Add ROCm support (AMDGPU) #572

luraess · 2022-04-19T09:44:45Z

Add AMDGPU.ROCArray support to the MPI machinery to allow for ROCm-aware MPI device pointer exchange, as suggested by @simonbyrne.

⚠️ Note that this PR should replace and close #547 (without merging the latter) as suggested in #547 (comment)

Requires AMDGPU v0.3.5 to work smoothly. (Thanks to @utkinis for helping out as well).

Most MPI.jl tests pass exporting JULIA_MPI_TEST_ARRAYTYPE=ROCArray with exception of:

test_reduce.jl
test_subarray.jl
test_threads.jl

Failing test are currently commented out and preceded by # DEBUG comment.

The dev doc should also include references to the latest changes.

To-dos

to pass the tests, Workaround Preferences in test environment for 1.6 & 1.7 #564 is currently needed (issue MPI test do not select the correct (system) MPI implementation #561) and there seems to still be an issue running the MPI tests outside of the MPI.jl project. Would require merging (Workaround Preferences in test environment for 1.6 & 1.7 #564) before this PR.
selecting system MPI is still not super stable (Unable to locate LocalPreferences.toml outside of MPI.jl #570)
currently missing the analogy of CUDA.precompile_runtime() for AMDGPU. The feature would first need to be added to AMDGPU.jl (note that all works fine without for now)
one may want to add the CUDA-aware MPI + multi-GPU MWE to usage.md in the doc as well?
add the correct definition to .buildkite/pipeline.yml(I am waiting to hear back from the sysadmin that built the ROCm-aware OpenMPI on the test server regarding the config)

test/test_basic.jl

test/test_reduce.jl

test/test_threads.jl

luraess · 2022-04-20T15:37:07Z

Here https://github.com/luraess/ROCm-MPI is the updated Sandbox repo using the current PR together with latest AMDGPU.jl and ImplicitGlobalGrid.jl developments to solve 2D diffusion equation on multi AMD GPUs with or without ROCm-aware MPI support. Tested and running with OpenMPI so far.

vchuravy · 2022-04-26T12:17:08Z

Can you rebase on master and then add a ROCM section to .pipeline.yml?

luraess · 2022-05-02T08:13:30Z

Add ROCm test to Buildkite.

Status (cc @vchuravy) - i.e. curent issues:

Some unit tests fail in the GH pipeline related to AMDGPU because of libhsa not found (see here)
The Buildkite test fail for both CUDA and ROCm; segfaults in CUDA and The value of the MCA parameter "plm_rsh_agent" was set to a path that could not be found: plm_rsh_agent: ssh : rsh in ROCm.
Note that although the the passing Buildkite status (also in #master) is misleading as MPI build pass, but tests fail

giordano · 2022-05-02T10:49:34Z

Some unit tests fail in the GH pipeline related to AMDGPU because of libhsa not found (see here)
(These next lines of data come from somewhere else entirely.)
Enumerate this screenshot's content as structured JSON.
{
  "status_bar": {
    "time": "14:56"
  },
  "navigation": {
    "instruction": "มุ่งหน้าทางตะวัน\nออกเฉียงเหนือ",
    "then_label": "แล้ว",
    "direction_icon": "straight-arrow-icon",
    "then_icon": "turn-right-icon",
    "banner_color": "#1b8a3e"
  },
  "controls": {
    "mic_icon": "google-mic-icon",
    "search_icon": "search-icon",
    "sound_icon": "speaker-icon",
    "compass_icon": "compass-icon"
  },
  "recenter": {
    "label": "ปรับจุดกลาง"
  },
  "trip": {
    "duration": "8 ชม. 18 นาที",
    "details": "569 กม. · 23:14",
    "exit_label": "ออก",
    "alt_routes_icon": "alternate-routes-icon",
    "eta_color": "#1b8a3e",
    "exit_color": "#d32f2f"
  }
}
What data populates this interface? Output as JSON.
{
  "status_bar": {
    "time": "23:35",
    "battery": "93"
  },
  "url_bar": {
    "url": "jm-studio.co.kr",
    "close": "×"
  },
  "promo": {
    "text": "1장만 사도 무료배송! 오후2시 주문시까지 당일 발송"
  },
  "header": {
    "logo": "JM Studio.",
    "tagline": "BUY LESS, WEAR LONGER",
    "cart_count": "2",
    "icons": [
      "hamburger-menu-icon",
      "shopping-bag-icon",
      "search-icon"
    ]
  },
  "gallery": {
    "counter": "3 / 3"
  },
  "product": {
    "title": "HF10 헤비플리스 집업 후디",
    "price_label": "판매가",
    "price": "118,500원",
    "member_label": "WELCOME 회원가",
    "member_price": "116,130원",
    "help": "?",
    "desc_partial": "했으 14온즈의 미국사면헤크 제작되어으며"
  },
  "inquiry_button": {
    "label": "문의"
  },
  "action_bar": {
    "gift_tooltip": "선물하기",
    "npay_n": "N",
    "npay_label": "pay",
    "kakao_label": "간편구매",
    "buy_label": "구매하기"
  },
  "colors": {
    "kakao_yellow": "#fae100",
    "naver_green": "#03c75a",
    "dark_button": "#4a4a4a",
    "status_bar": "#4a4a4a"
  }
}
It's the i686 jobs that are failing, because the library isn't available for that platform: https://github.com/JuliaPackaging/Yggdrasil/blob/b249dffd4df24711384874fda84ffd926f859af9/H/hsa_rocr/build_tarballs.jl#L36-L39

luraess · 2022-05-02T10:54:07Z

because the library isn't available for that platform

Thanks for insights. What workaround could you suggest?

giordano · 2022-05-02T10:57:41Z

I have no idea whether the library can be built for that platform, but the name libhsa-runtime64 doesn't suggest so. If it can be built, you should try and add Platform("i686", "linux") on Yggdrasil, but if it can't you'd simply skip the test here.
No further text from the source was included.